A cold front is pushing through New England Sunday night. This will help to trigger another round of showers with some locally-heavy downpours, especially across Connecticut, Rhode Island and southeastern Massachusetts. Gusty winds from the southwest could accompany the passage of this front, especially at the south coast. Once the front is offshore, temps will drop back into the 30s overnight. Lows will drop back into the 20s north overnight, with some partial clearing. Watch for black ice near dawn!
Monday will be a dry, cooler and blustery day. West-northwest wind gusts of 30 to 40 mph are expected throughout the region. A few snow showers or snow squalls will be possible in the northwest mountains, which could briefly reduce visibility and give some localized heavy snowfall - very isolated. The breezy northwest winds will usher in much colder air for Monday night into Tuesday.
Tuesday starts out cold and dry with lighter winds, with high pressure sitting near us. Highs on Tuesday will average in the lower 20s, which is quite cold for this time of year! We will also track an Alberta Clipper, which will bring accumulating snowfall south of the Great Lakes to the Mid-Atlantic and then track south of New England. It does not appear to be very impressive right now, but some deepening is expected off the coast. If it tracks close enough, we just may see a few inches of snow from this (one to three inches). The best chance of this would be right at the coast.

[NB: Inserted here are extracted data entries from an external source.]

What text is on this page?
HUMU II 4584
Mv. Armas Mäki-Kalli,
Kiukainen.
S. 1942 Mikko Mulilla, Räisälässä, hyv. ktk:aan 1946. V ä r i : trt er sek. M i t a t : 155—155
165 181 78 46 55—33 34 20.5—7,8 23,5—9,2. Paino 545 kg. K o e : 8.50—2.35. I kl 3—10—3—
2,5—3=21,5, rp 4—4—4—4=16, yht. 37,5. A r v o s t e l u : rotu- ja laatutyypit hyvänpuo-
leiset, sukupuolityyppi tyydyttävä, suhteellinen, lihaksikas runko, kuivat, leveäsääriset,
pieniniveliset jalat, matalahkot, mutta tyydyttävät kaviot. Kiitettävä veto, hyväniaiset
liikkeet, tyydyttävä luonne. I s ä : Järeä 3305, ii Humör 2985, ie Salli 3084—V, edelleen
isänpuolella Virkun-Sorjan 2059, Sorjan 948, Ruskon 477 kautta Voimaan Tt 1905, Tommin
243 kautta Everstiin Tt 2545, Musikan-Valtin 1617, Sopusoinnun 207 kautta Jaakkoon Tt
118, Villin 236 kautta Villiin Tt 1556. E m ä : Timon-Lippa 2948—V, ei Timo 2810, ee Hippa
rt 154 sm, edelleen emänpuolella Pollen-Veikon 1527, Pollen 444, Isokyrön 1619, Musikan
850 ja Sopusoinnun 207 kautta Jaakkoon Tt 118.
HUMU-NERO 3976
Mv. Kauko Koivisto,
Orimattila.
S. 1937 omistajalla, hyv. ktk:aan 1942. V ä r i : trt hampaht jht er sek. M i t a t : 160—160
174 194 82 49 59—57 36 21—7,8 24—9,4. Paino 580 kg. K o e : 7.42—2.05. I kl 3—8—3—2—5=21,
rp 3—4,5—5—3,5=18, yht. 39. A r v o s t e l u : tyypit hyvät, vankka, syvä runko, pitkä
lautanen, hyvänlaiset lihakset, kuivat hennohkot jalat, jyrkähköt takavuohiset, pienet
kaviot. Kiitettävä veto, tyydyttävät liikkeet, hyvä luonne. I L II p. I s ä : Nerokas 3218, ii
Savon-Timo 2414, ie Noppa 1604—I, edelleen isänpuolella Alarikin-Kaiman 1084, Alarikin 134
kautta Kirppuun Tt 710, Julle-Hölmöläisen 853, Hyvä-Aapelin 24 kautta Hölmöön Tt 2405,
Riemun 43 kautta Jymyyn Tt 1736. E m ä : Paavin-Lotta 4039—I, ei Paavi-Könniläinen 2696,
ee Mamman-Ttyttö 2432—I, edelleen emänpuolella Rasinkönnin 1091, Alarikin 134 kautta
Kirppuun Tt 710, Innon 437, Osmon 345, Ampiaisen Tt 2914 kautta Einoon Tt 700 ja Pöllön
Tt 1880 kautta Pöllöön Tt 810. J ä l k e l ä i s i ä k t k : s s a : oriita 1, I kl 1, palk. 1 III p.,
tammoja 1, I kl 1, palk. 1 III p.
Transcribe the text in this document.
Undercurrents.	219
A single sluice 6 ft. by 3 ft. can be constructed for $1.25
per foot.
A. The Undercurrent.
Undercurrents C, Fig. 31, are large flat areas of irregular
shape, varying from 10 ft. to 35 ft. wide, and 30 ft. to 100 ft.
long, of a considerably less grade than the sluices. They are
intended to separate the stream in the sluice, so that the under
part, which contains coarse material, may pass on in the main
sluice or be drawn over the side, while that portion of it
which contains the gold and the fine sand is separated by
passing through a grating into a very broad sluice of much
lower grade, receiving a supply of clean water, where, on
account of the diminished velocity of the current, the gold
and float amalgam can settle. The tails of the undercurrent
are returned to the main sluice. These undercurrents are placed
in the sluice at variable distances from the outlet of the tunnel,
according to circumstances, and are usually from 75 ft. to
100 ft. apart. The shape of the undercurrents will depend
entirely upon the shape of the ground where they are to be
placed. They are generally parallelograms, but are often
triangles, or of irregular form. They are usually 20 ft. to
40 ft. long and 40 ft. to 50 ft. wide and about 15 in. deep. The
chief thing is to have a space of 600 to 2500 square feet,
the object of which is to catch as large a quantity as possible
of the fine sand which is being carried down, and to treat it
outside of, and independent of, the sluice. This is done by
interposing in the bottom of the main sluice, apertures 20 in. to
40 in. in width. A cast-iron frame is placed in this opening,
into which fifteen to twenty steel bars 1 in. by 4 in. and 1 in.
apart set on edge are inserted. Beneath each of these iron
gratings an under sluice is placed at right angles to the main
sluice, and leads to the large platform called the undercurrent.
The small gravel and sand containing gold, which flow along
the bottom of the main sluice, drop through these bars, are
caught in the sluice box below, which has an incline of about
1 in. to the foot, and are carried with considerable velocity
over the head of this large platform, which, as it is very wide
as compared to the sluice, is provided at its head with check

Wednesday is the day of the Arctic front! Winds start off light, but become gusty by afternoon from the northwest as this intense Arctic cold front will sweep across the region during the middle to late part afternoon of the afternoon. This is the leading edge of the coldest air of the winter, which will could help to trigger a few scattered snow squalls as it pushes through which could reduce visibility - hopefully not nearly as bad as what happened in New Hampshire on Friday, causing a 35-car pileup. Winds could gust 30-40 mph from the northwest by the end of the day, and temperatures will be dropping into the teens by sunset and falling below zero for most of New England Wednesday night.
Wednesday night through Thursday morning will be the time of the most extreme and dangerous cold. It is the kind of cold where limiting your exposure to the cold is a must. Too much time exposed to these extremes in temperatures can be life-threatening. It will be that cold. Northwest winds gusting to 25-35 mph all night Wednesday night will make temperatures feel -15 South to -40 in northern Maine! Exposed flesh can freeze in 30 minutes or less in these conditions.
An interesting fact from the National Weather Service says for Boston, a low of zero degrees will be the coldest reading in four years. It has only reached zero or colder twice in the past 10 years in Boston (2011 and 2005, when it was -2).
By Thursday, Arctic sunshine will be in place. Highs temperatures will be in the single digits - lower-mid teens in southern New England is all we will be able to reach. Another cold front will push through early Friday morning. This could come with a little light snow and help keep temperature running below normal into the weekend, but it will not be as cold as the bitter blast coming Wednesday night into Thursday.